Neal Pilson, president of Pilson Communications, a sports consulting company, said, “Despite the decline in NFL ratings, it is still the No. 1 entertainment property in all of television.”
“More people watch the NFL on any given week than any other property, any other entertainment program, or any other television programming in our culture. While the ratings are down, the proportional impact of the NFL hasn’t changed that much because all ratings are down. In fact, the NFL ratings are probably down less than most entertainment properties,” Pilson added.
After last season, if the NFL’s ratings go anywhere but up, it may be cause for concern. Overall, NFL ratings were down 11 percent, but ESPN’s Monday Night Football plummeted by 21 percent in the first month of this season.
This decline in ratings has been talked about enough that top NFL executives have sent a memo to the 32 NFL teams stating the problem and explaining that the presidential election is the underlying cause. Brian Rolapp and Howard Katz, two league executives, also mentioned that they are unconcerned about the long-term effects of this season on the future of the NFL.
“While our partners, like us, would have liked to see higher ratings, they remain confident in the NFL and unconcerned about a long-term issue,” they said.
Many fans are blaming players like 49ers quarterback Colin Kaepernick, whose protests have incited an emotional backlash. Kaepernick chose to sit or kneel during the National Anthem in a silent protest for Black Lives Matter. Many fans took to boycotting the games, trending the tag #boycottNFL. A survey done by Rasmussen Reports revealed that almost a third of the 1000 Americans surveyed said they were less likely to watch the games because of the protests. Fifty-two percent said that the protests did not impact their decisions to watch games.
While fans argue that this is the reason for the falling ratings, Pilson said, “That one I can discount. That’s not what makes people decide what to do or what to watch. Nor do parents make a viewing decision for themselves and their kids based on how the NFL settles its own lawsuits.”
Given Peyton Manning’s retirement, Tom Brady’s four week “Deflategate” suspension and many big name players on the sidelines with injuries, fans are not tuning in to watch “no name” players. Despite players like Dak Prescott, quarterback for the Dallas Cowboys who has shaken up the game, it’s not enough for some fans and viewers to watch the games.
Since games are now being aired at more times than ever, audiences and markets could have become fragmented, according to sports analysts.
Neil Macker, entertainment analyst for Morningstar, said, “Sports at the end of the day is a narrative. You can’t create it. It’s organic. If you don’t have those compelling storylines, people aren’t going to take the time to watch.”
The Washington Post reports that more Americans than ever, especially millennials, are abandoning traditional TV in favor of on-demand services like Netflix and Hulu.
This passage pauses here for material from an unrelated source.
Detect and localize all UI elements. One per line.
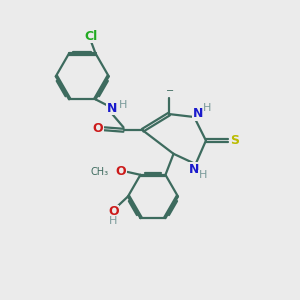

The time that Americans spend watching traditional TV has also dropped roughly 11 percent since 2010, according to Neilsen data. More specifically, the time that those younger than 24 spend watching has plunged by more than 40 percent. Since on-demand services are becoming the new standard in entertainment, the allure of live broadcasts has diminished, sending networks into a tailspin. Football’s traditional audience is getting smaller season by season, and the newest potential fans have not been wooed by live broadcast coverage.
The 2016 presidential election may be a huge factor in the ratings drop for the NFL. Although elections do tend to thin the audiences for sports, the drop recorded this year is an all-time high. During the 2000 election, NFL ratings dropped 10 percent and in the 2008 election by two percent. In comparison to last year, ratings this year have dropped 15 percent.
Rolapp and Katz said, “All networks airing NFL games are down… primetime windows have clearly been affected the most.”
In a news conference held by NFL Commissioner Roger Goodell, Goodell said, “I don’t think there’s a single reason for it. We look at all those factors. Everyone has theories…There are a lot of factors to be considered. We don’t make excuses. We try to look at what’s causing it and make changes.”